Aunque diga perturbaciones, no significa que éstas sean buenas o malas: unas me han venido dadas y otras las encontré porque me las he buscado yo solo.
Así, comenzamos hace algo más de un mes a trabajar en un proyecto de cloud computing que nos está llevando de cabeza. Además, se me metió entre ceja y ceja comprar una vivienda, con toda la tontería del fin del plan de desgravación hipotecario que termina este año 2010. Corrí varias aventuras en el mundo del ladrillo y me salvé de una buena estafa inmobiliaria mientras trabajaba a toda velocidad.
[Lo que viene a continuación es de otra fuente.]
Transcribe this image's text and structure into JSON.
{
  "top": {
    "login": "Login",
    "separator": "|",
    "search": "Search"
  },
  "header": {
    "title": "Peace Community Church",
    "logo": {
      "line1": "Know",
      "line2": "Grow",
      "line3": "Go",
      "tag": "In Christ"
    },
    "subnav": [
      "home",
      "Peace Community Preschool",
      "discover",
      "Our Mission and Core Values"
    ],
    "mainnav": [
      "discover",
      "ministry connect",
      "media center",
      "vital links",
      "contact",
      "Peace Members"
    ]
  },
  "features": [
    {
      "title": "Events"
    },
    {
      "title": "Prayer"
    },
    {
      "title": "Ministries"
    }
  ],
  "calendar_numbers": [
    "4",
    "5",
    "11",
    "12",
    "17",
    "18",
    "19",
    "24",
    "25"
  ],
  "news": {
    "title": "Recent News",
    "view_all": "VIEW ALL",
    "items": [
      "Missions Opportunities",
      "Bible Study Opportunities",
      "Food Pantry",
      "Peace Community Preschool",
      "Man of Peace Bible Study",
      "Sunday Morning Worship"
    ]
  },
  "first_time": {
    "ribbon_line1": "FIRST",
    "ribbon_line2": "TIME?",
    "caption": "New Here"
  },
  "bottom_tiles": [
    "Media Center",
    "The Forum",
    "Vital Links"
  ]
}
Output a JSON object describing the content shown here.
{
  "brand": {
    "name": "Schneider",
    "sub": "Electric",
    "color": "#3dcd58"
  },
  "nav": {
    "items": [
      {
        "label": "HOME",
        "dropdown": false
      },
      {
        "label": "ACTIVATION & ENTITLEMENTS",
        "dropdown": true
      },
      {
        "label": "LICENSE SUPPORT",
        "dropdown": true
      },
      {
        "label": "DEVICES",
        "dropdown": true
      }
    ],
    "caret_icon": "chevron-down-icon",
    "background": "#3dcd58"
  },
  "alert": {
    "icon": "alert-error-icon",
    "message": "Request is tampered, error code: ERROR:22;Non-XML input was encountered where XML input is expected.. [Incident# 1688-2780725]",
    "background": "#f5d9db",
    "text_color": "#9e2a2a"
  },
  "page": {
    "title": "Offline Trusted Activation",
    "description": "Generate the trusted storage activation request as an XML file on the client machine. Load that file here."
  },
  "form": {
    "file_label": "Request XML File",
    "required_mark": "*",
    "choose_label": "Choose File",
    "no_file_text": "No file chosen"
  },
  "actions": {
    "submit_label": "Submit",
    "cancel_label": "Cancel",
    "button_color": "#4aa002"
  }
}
De ello salió la idea de hacer varias entradillas relacionadas con el mundo hipotecario, la compra y el alquiler. Creo que la experiencia mereció la pena: A todo esto se suma la universidad, que aunque con pocas asignaturas (mientras trabajo y ejerzo de padre) me reclama el poco tiempo libre que me pueda quedar.
Para finalizar, he podido comprobar que durante mucho tiempo estábamos viviendo en el caos absoluto. Sólo cuando he empezado a estructurar los horarios (guardería, trabajo, estudio, etc.) las cosas han empezado a funcionar.